4.3 Met betrekking tot de klacht dat verweerder klaagsters vertegenwoordiger niet heeft vergezeld bij het mediationgesprek, oordeelt de raad dat uit het klachtdossier niet blijkt dat klaagster zich toen op het standpunt heeft gesteld dat verweerder bij dat gesprek aanwezig diende te zijn. Verweerder heeft daarbij onweersproken aangevoerd dat hij destijds met klaagsters vertegenwoordiger heeft gesproken over het al dan niet bijwo-nen van het mediationgesprek en dat verweerder het niet zinvol achtte daarbij aanwezig te zijn. Op grond van de hiervoor onder 4.1 genoemde maatstaf kon verweerder dat beslissen. Verweerder heeft klaagster bovendien aangegeven dat hij tijdens het gesprek telefonisch bereikbaar zou zijn. Niet is gesteld noch is anderszins gebleken dat klaagster en verweerder op dat moment zodanig over deze strategie van mening verschilden, dat verweerder zijn werkzaamheden had behoren neer te leggen. Van enig tuchtrechterlijk verwijtbaar handelen met betrekking tot dit gedeelte van de klacht is de raad derhalve niet gebleken, zodat geen van de door klaagster aangevoerde verzetgronden slagen. Dit betekent dat de voorzitter de klacht derhalve terecht en op juiste gronden kennelijk ongegrond heeft bevonden.

4.4 Nu het verzet van klaagster tegen de beslissing van de voorzitter ook overigens geen nieuwe gezichtspunten oplevert is er geen plaats voor verder onderzoek naar de klach-ten en moet het verzet dan ook ongegrond worden verklaard.

BESLISSING:

De raad van discipline:

-        verklaart het verzet ongegrond;

Aldus gewezen door Mr. Th.S. Röell, mrs. S.M. Gaasbeek-Wielinga, B.E. van der Molen, M.J.G.H. Verviers en M.J. Westhoff, met bijstand van mr. R.N.E. Visser als griffier en uitgesproken op de openbare terechtzitting van 15 februari 2011.

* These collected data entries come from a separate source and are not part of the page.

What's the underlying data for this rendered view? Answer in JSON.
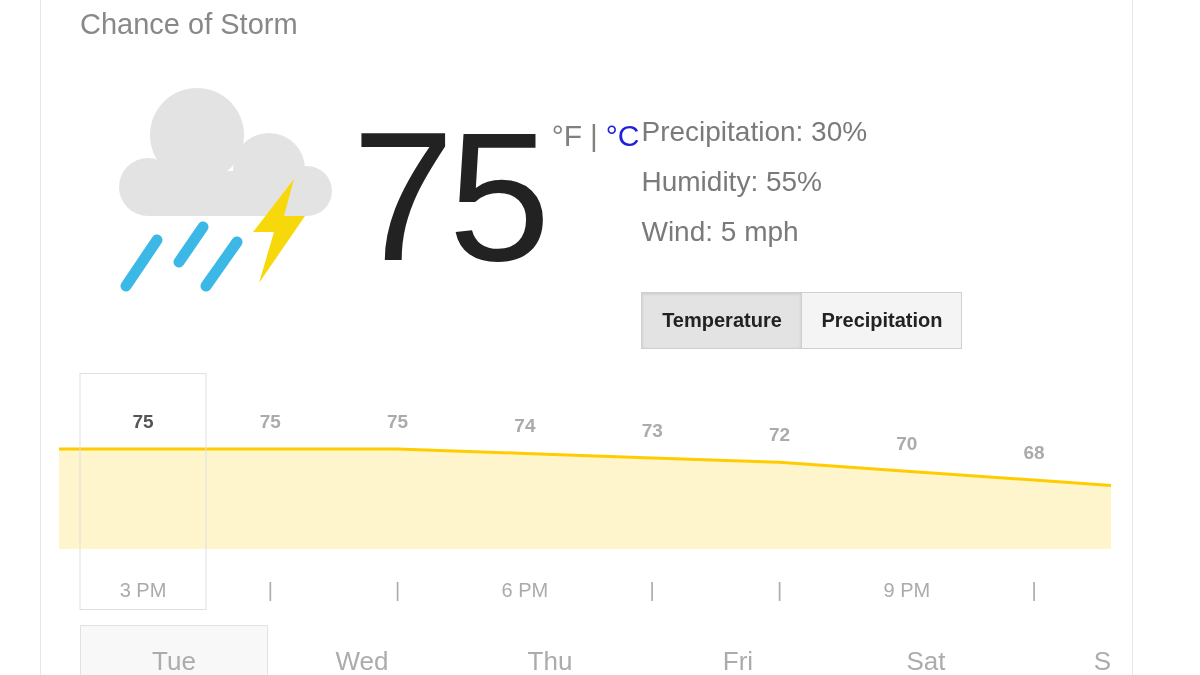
{
  "condition": "Chance of Storm",
  "current": {
    "temperature": "75",
    "units": {
      "options": [
        {
          "label": "°F",
          "selected": true
        },
        {
          "label": "°C",
          "selected": false
        }
      ],
      "separator": "|"
    }
  },
  "details": [
    "Precipitation: 30%",
    "Humidity: 55%",
    "Wind: 5 mph"
  ],
  "chart_tabs": [
    {
      "label": "Temperature",
      "selected": true
    },
    {
      "label": "Precipitation",
      "selected": false
    }
  ],
  "hourly": {
    "chart_data": {
      "type": "area",
      "categories": [
        "3 PM",
        "|",
        "|",
        "6 PM",
        "|",
        "|",
        "9 PM",
        "|"
      ],
      "series": [
        {
          "color": "#ffcc00",
          "values": [
            75,
            75,
            75,
            74,
            73,
            72,
            70,
            68
          ]
        }
      ],
      "data_labels": true
    },
    "hours": [
      {
        "selected": true
      },
      {
        "selected": false
      },
      {
        "selected": false
      },
      {
        "selected": false
      },
      {
        "selected": false
      },
      {
        "selected": false
      },
      {
        "selected": false
      },
      {
        "selected": false
      }
    ]
  },
  "days": [
    {
      "label": "Tue",
      "selected": true
    },
    {
      "label": "Wed",
      "selected": false
    },
    {
      "label": "Thu",
      "selected": false
    },
    {
      "label": "Fri",
      "selected": false
    },
    {
      "label": "Sat",
      "selected": false
    },
    {
      "label": "S",
      "selected": false
    }
  ]
}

voorzitter         griffier

Deze beslissing is in afschrift op 15 februari 2011 per aangetekende brief verzonden aan:

- klaagster

- verweerder

- de deken van de orde van advocaten in het arrondissement Utrecht

- de deken van de Nederlandse orde van advocaten

Van deze beslissing kan geen hoger beroep bij het Hof van Discipline worden ingesteld.